New website deployed, brought to you by Hakyll
Welcome to the new version of my site. I first launched this in early January with only a simple landing page and a list of projects that I had worked on (employers love this stuff, you know). It was written in pure HTML and CSS from the ground up, sufficient for a simple two-page site.
Later on, I decided that I wanted a blogging platform; of course, pure HTML and CSS does not scale easily. I had a number of options, including Wordpress, but in the end, I chose not to install WordPress; it’s too heavy and restrictive for a simple site like mine. I would have also had to pay for dynamic site hosting, which would increase my cost from $0.00/day to an expensive $0.01/day with my hosting company. (Still cheap, of course. This would have meant an additional $0.30/month to host a dynamic site on top of the $0.20/month I’m already paying.)
I happened to be taking a Haskell course, and long story short, I decided to try rewrite my site using Hakyll, a Haskell static site generator that sounds suspiciously like Jekyll. Hakyll employs templates, which makes it significantly easier to scale a simple website beyond two pages.
Some (lengthy) thoughts on Hakyll
If you have some background in Haskell, Hakyll makes it simple to create your own static site with a blogging engine. For beginners, though, it can be intimidating, and I certainly found it intimidating when I started this a couple of months ago.
My biggest hurdle was understanding what an Arrow was. Although Arrows are deeply rooted in category theory, a mathematics degree is not required to use Arrows effectively. Since this article is about my website, if you would like to learn about Arrows, you can read about them on your own.
In many web frameworks like Rails, we write rules that instruct the server return a page depending on the URL the client requests. In Hakyll, we instead write rules that instruct Hakyll on what files to generate and where to route them in the site directory based on matching. For example, here is one of the routes from my hakyll.hs file:
match "posts/*" $ do
route $ setRoot `composeRoutes` routePost `composeRoutes` (setExtension "html")
compile $ pageCompiler
>>> arr (renderDateField "date" "%Y-%m-%d" "Unknown date")
>>> arr (setPostTitle)
>>> applyTemplateCompiler "templates/post.html"
>>> applyTemplateCompiler "templates/default.html"
>>> relativizeUrlsCompiler
This rule is the heart of the blogging engine. The first line, match "posts/*" $ do, matches all of my blog articles under the posts/ directory. The second line, route $ ..., outputs my articles so that they can be accessed at /blog/yyyy-mm-dd-title.html. Finally, the remaining lines renders my articles by applying a couple of templates.
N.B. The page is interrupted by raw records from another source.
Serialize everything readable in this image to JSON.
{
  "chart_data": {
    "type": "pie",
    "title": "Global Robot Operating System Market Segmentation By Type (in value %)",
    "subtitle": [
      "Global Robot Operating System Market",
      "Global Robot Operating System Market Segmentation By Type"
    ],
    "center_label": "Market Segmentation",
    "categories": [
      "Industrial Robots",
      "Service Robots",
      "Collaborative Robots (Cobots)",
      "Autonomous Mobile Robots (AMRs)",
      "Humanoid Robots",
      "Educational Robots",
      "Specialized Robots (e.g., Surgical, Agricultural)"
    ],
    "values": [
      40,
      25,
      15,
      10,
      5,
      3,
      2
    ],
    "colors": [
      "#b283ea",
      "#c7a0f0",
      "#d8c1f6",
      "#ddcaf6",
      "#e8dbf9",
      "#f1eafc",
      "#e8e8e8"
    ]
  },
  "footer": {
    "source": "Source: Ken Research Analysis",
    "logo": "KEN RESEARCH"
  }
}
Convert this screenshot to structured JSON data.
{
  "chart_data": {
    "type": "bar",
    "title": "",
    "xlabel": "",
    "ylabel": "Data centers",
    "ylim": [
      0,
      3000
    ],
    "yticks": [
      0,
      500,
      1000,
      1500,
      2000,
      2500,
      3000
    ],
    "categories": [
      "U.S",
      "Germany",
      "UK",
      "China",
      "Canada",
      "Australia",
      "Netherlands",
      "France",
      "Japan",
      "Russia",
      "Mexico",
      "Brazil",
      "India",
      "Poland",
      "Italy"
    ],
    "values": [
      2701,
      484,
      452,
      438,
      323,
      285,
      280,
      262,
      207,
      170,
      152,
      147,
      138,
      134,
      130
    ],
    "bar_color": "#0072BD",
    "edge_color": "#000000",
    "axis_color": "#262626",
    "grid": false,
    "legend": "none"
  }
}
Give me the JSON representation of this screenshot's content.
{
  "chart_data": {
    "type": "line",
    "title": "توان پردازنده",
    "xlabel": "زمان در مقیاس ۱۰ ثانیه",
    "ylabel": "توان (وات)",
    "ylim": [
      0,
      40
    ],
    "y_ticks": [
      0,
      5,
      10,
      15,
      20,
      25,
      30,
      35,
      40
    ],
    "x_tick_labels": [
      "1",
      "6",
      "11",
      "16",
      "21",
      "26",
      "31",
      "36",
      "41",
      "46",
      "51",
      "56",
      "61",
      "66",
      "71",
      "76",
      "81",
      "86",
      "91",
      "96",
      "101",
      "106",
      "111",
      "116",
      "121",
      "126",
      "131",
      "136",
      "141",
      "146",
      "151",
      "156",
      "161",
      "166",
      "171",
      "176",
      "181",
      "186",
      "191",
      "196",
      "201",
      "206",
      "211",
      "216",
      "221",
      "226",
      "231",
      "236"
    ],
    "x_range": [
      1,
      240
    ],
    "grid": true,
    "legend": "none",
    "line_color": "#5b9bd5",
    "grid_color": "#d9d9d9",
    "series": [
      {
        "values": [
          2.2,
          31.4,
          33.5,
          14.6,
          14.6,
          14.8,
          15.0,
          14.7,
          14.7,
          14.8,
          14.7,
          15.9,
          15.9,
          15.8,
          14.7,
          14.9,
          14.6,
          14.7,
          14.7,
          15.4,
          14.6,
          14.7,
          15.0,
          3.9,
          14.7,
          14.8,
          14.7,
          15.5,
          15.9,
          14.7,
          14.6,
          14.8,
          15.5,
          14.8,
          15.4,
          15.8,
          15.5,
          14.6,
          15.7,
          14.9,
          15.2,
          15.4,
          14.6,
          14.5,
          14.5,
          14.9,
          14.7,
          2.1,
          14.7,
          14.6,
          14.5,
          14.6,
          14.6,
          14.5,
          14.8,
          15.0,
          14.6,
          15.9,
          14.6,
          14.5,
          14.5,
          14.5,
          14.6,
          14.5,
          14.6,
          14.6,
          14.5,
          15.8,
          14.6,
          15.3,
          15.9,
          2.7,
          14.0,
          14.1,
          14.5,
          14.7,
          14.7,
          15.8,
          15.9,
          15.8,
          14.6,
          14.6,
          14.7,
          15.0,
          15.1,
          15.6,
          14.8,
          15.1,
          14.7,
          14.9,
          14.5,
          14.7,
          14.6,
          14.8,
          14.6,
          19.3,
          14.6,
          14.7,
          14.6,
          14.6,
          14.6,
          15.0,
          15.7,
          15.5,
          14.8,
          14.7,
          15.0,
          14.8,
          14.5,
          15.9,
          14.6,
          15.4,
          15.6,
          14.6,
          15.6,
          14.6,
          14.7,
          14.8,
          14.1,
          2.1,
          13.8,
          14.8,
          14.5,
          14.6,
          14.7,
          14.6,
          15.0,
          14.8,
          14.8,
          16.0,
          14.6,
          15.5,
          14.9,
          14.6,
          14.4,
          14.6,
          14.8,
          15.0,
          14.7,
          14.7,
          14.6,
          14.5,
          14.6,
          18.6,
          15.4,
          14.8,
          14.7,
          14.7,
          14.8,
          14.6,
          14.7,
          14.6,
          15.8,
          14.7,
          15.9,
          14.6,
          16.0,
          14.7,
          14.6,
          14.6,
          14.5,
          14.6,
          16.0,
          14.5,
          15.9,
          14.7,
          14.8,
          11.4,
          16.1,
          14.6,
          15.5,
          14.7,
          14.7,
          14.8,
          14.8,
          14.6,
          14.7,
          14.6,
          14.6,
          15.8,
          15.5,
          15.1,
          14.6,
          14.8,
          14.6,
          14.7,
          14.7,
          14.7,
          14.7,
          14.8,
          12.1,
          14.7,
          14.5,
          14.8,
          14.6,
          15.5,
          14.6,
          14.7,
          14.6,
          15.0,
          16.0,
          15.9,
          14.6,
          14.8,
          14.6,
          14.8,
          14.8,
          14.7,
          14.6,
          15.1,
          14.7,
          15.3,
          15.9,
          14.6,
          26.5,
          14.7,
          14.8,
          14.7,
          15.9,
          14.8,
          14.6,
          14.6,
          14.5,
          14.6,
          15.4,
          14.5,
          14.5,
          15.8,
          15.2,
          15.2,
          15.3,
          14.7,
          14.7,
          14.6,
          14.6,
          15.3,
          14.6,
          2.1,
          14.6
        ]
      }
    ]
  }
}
This all seems intimidating at first. Fortunately, the Hakyll website provides a number of useful tutorials and real-world examples.
A very useful feature in Hakyll is Markdown support via pandoc. This allows me to write my blog articles in Markdown and have them converted to HTML seamlessly.
Hakyll makes it easy to live preview your site. Assuming you named your file hakyll.hs, once you generate the file hakyll, you can invoke ./hakyll preview to start a simple server at 0.0.0.0:8000, which you can access to see your changes instantly. Once you are done, you can invoke ./hakyll build, which outputs your entire site into a folder that you can export to your web host.
And, by the way, if you want to look at my website source, it is available on Github.
Moving forward
Of course, I am by no means completely finished with this site, as it will always be a work in progress. For the site structure, I will be implementing responsive design to make the site more friendly towards smaller screen sizes. Another item on my list of goals is implementing blog post tag support so that you will be able to click on a tag to see all pages with that tag.
At the moment, it is time-consuming to export the generated site to my host manually. As soon as I become a git “ninja”, I will add a hook that would export my site automatically when I git push in order to streamline deployments.
Thank you for reading this lengthy introduction, and I hope you enjoy my better-looking landing page and blog.